Generally speaking, most people accumulated their wealth because they were dedicated savers who stayed committed to their financial goals throughout their careers.

Simple mathematics shows that it’s possible. For example, let’s say you were to save $1,000 per month in a tax-deferred account at five percent interest. If you did so every year throughout a 35-year work career, you’d have in excess of $1,000,000.

This is obviously a hypothetical example, but it illustrates that, although it may be difficult for many, it can be done. That being said, if you’re just in the early stages of your career and don’t have $1,000 a month, you should still get into the habit of saving whatever you can.

This is especially important if your employer’s retirement plan provides a match to your contribution.

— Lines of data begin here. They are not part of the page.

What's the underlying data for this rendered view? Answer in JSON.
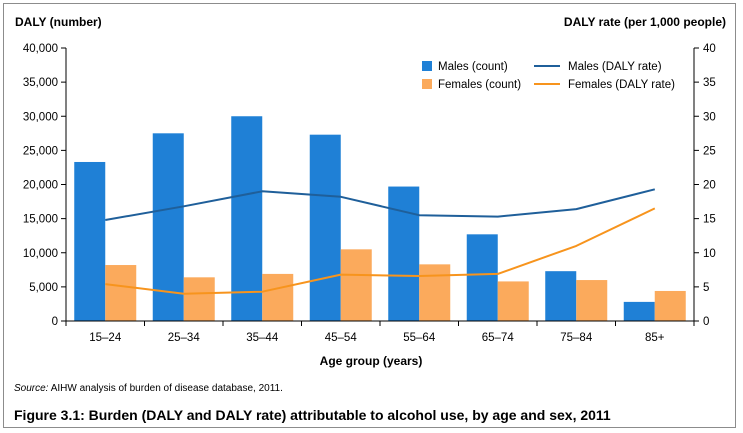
{
  "chart_data": {
    "type": "bar",
    "categories": [
      "15–24",
      "25–34",
      "35–44",
      "45–54",
      "55–64",
      "65–74",
      "75–84",
      "85+"
    ],
    "series": [
      {
        "name": "Males (count)",
        "kind": "bar",
        "axis": "left",
        "color": "#1f80d6",
        "values": [
          23300,
          27500,
          30000,
          27300,
          19700,
          12700,
          7300,
          2800
        ]
      },
      {
        "name": "Females (count)",
        "kind": "bar",
        "axis": "left",
        "color": "#fbaa5c",
        "values": [
          8200,
          6400,
          6900,
          10500,
          8300,
          5800,
          6000,
          4400
        ]
      },
      {
        "name": "Males (DALY rate)",
        "kind": "line",
        "axis": "right",
        "color": "#1f5f9a",
        "values": [
          14.8,
          16.8,
          19.0,
          18.2,
          15.5,
          15.3,
          16.4,
          19.3
        ]
      },
      {
        "name": "Females (DALY rate)",
        "kind": "line",
        "axis": "right",
        "color": "#f7941d",
        "values": [
          5.4,
          4.0,
          4.3,
          6.8,
          6.6,
          6.9,
          11.0,
          16.5
        ]
      }
    ],
    "ylabel": "DALY (number)",
    "y2label": "DALY rate (per 1,000 people)",
    "xlabel": "Age group (years)",
    "ylim": [
      0,
      40000
    ],
    "y2lim": [
      0,
      40
    ],
    "yticks": [
      "0",
      "5,000",
      "10,000",
      "15,000",
      "20,000",
      "25,000",
      "30,000",
      "35,000",
      "40,000"
    ],
    "y2ticks": [
      "0",
      "5",
      "10",
      "15",
      "20",
      "25",
      "30",
      "35",
      "40"
    ],
    "grid": false,
    "legend": "top-right"
  },
  "source": {
    "label": "Source:",
    "text": "AIHW analysis of burden of disease database, 2011."
  },
  "caption": "Figure 3.1: Burden (DALY and DALY rate) attributable to alcohol use, by age and sex, 2011"
}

Then, as you age and hopefully have more disposable income, Uncle Sam will provide more incentives to save even more.

The maximum annual contribution into a 401(k) this year is $17,500. If you happen to be over age 50, you can actually contribute an additional $5,500. That’s $23,000. Next year, both numbers increase. The maximum 401(k) deposit is $18,000 with an additional $6,000 for those over 50. That’s $24,000. If you’re in a financial position to take advantage of these provisions, I strongly encourage you to do so.

One out of twelve households in the U.S. has a net worth in excess of $1,000,000, excluding the value of the principal residence. That translates into more than 9.5 million households. Of that 9.5 million, fewer than twenty percent inherited their wealth. In other words, wealth for the vast majority was earned, saved and invested. Which is to say, they made it happen.

There’s no question that a million dollars is a lot of money. But even if you were to have that much, there’s still no assurance you won’t encounter financial issues during retirement.

Keep in mind that, in retirement, health related issues could easily carve out a huge slice of a million dollars. And interest rates can have an adverse impact on a retirement nest egg if they continue to stay at today’s extremely low rates.

When all is said and done, attaining a million dollars is a goal that should be encouraged, not vilified.